Until in recent years, there has been a certain vindication of her figure, Alma had been considered mainly the pimp of the S- appetites of her husband and of those obsessive Pygmalion cravings that many of her actresses suffered, especially Tippi Hedren. "I was developing this obsession with myself and I began to feel very uncomfortable," the actress told Donald Spoto in 2007. Spoto touches on the figure of the director as a voyeur with a complex in his book Alfred Hitchcock: The Hidden Face of Genius and affirms that Tippi He asked Alma to intervene in the face of the bullying he was suffering "Alma, you can stop this with a word." He said, "Why don't you do it? And Alma just looked at Tippi and walked away from her."

Not all the actresses who worked with him share that vision. For Ingrid Bergman, he was always a good friend. So did Grace Kelly, her favorite, Joan Fontaine, and Janet Leigh

With others like Vera Miles, whom he unsuccessfully tried to turn into the new Kelly, the relationship was tense, just like with Kim Novak. But with none, that has transpired, he reached the levels of harassment and meddling that he developed with Hedren for whose surveillance she even hired a detective.

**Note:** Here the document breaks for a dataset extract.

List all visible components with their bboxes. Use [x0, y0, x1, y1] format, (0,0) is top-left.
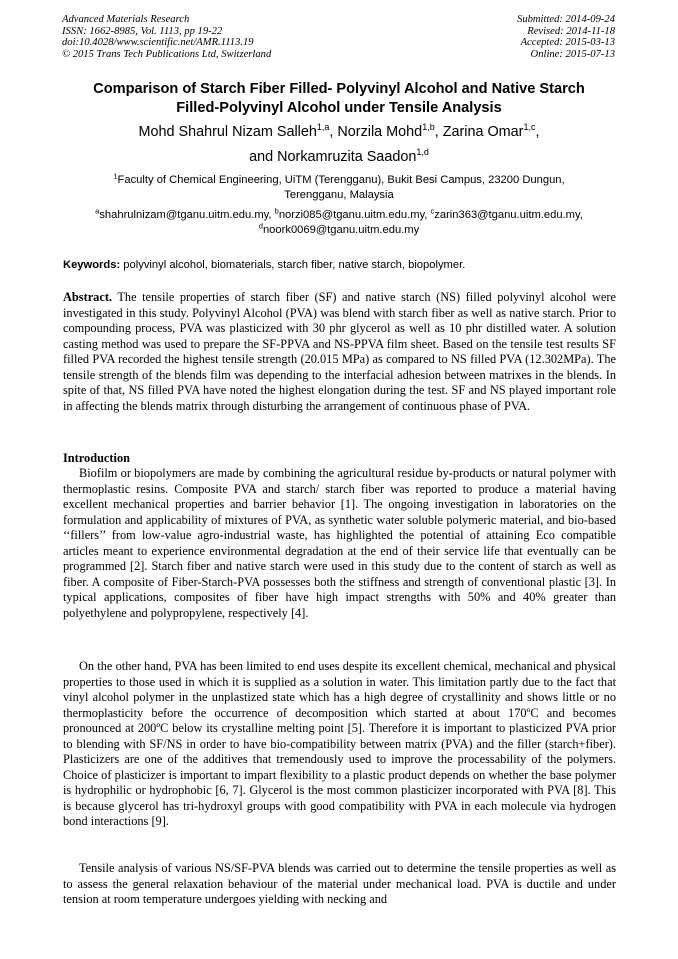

Hitchcock's dependence on Reville was such that when she fell ill due to a stroke he fell apart and gradually lost interest in cinema. Alma had already suffered from breast cancer and the possibility that her partner would die before him gripped him. Although the viewers were unaware of the relevance of Alma de Ella, he kept her in mind every day. The director passed away in 1980, a few months before he received the Lifetime Achievement Award from the American Film Institute and this was his speech:

“I ask permission to mention by name only four people who have given me all their love, recognition, encouragement, and constant collaboration. The first of the four is a film editor, the second is a screenwriter, the third is the mother of my daughter Pat, and the fourth is the most excellent cook who has ever worked miracles in a home kitchen, and the name of the four is Alma Reville. If the beautiful Miss Reville had not accepted a life contract with no options 53 years ago to become Mrs. Alfred Hitchcock, Mr. Alfred Hitchcock might still be in this room tonight. However, he would not be at this table, instead, he would be one of the slowest waiters in the room. I want to share this award, as I have shared my life, with her."

She passed away just two years later. Outraged by the lack of recognition that Reville had received in life, film critic Charles Champlin wrote a fiery article in the Los Angeles Times titled Alma Reville Hitchcock. The Unsung Partner in which he flatly stated. "The Hitchcock touch has four hands," he wrote. "And two of them are from Alma."